Over the years, a large amount of data has been transferred to the cloud, including personal files, photos, files and copyrighted content. The user base of paid and free cloud services continues to grow. According to the data of research and markets, the cloud storage market will grow by about 29.73% every year and reach US $92.5 million by 2020. Companies like Dropbox, Google, Microsoft, box, Amazon and apple are all leaders; Yandex and mail.ru are also major players in Russia.
However, centralized cloud systems have weaknesses. Data is stored in the data center, usually not encrypted, or not encrypted to a high enough level; More importantly, large companies are more vulnerable to human errors. As a result, there is a high risk of information loss or disclosure due to technical errors or malicious purposes of attackers.

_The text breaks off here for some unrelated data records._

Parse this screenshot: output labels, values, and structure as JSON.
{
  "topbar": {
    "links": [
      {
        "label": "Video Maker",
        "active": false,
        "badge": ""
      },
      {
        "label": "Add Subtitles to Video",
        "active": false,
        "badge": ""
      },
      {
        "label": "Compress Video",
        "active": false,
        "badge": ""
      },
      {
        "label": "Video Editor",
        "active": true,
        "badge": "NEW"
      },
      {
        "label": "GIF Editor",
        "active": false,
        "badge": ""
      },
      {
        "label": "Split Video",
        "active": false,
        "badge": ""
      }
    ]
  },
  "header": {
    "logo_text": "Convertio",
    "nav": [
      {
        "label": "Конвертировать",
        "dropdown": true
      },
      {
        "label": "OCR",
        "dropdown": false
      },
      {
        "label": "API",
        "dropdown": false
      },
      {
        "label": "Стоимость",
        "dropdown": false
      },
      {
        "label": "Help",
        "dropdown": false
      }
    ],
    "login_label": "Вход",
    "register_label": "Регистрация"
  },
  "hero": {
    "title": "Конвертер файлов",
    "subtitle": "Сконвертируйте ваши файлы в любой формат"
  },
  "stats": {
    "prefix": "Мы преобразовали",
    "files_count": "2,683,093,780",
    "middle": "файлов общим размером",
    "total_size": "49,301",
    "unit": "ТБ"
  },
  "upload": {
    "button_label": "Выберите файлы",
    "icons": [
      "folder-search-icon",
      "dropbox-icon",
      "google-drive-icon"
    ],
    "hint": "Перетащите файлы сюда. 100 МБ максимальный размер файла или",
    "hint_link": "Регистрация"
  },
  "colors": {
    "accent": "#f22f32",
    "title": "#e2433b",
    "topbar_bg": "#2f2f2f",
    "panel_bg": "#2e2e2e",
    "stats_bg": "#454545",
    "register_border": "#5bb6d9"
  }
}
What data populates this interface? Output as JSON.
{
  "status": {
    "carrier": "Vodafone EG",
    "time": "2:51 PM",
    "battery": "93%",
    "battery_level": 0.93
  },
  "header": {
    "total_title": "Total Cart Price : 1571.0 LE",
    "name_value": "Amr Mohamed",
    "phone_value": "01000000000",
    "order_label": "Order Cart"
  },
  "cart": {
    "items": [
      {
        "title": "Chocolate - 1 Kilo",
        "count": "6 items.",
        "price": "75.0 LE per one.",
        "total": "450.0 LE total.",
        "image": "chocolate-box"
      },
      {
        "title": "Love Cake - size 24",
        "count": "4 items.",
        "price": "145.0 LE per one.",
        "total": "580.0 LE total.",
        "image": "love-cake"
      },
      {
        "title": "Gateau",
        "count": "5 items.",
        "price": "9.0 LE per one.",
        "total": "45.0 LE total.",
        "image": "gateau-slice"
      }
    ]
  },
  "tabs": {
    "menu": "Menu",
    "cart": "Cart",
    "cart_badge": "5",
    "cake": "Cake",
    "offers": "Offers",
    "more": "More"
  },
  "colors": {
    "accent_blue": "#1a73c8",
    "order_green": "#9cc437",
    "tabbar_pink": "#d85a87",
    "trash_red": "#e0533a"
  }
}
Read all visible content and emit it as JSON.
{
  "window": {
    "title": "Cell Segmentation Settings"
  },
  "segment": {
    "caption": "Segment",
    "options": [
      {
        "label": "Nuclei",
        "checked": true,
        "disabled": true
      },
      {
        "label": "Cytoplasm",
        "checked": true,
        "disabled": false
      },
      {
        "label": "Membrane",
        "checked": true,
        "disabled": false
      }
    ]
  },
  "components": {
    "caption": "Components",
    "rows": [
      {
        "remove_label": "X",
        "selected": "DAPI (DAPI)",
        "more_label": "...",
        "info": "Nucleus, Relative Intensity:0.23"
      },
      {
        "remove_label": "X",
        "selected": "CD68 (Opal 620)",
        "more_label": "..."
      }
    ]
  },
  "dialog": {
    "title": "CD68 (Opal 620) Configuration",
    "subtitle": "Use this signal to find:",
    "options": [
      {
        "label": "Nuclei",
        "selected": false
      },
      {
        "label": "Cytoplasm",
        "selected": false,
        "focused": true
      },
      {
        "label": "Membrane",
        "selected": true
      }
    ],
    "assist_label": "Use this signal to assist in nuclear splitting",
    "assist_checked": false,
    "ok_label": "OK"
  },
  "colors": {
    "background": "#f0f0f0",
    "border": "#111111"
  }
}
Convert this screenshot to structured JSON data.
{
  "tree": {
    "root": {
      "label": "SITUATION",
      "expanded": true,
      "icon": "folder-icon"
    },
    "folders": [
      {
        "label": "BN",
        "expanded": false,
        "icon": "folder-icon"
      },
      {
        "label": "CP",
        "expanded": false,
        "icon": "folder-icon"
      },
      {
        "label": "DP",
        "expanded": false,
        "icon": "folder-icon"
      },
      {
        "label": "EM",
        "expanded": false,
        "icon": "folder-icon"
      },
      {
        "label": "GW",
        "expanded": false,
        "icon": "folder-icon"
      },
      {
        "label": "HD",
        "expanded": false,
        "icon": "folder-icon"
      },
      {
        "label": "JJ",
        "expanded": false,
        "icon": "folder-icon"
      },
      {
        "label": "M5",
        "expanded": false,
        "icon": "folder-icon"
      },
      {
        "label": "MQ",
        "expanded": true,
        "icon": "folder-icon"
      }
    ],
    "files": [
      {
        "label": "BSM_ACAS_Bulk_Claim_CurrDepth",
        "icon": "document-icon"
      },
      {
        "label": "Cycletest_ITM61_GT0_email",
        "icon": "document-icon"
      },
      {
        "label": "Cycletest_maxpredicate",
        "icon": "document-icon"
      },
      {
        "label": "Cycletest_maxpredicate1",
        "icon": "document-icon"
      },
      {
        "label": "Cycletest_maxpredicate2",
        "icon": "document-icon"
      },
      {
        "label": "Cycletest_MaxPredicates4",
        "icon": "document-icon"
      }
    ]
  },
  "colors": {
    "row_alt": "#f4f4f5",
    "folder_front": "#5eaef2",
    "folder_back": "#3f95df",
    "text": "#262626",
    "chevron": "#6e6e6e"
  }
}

Even industry leaders are not immune. A widely reported incident occurred in Dropbox in 2011. When there was an error in the access control account, the account on the service can be accessed for hours without a password. In August 2014, private photos of Hollywood stars were put online after icloud and Google hard drives were stolen; According to the investigation, the potential cause of the leak is phishing. The list continues.
Concentration creates another problem. Users depend on managing the organization’s operations and policies. For example, when Amazon cancelled its unlimited plan in June 2017, many enterprises were forced to find new data storage solutions. In addition, service providers can access all stored information and submit it to government departments.
Blockchain based distributed data storage new products provide a way out of this situation. Services such as storj (2014), maidsafe (2014), SIA (2015) and others are based on the popular trend of using spare capacity: at present, the free disk space on ordinary PCs greatly exceeds the resources of existing cloud services. Distributed storage system recommends that users rent unused disk space and receive tokens as rewards. The custodian is directly interested in the integrity of the information, as the loss of data will result in fines.
The system based on distributed ledger technology does not need external rules. All participants are anonymous and have equal rights. Data is no longer stored in one place: files uploaded to the system are divided into blocks and protected with advanced encryption. Only the key holder can access the information. These data blocks are distributed and redundant, so even if several computers fail, the information will not be lost. In addition to technical advantages, decentralized cloud services have another direct benefit: they are more than 10 times cheaper than centralized cloud services.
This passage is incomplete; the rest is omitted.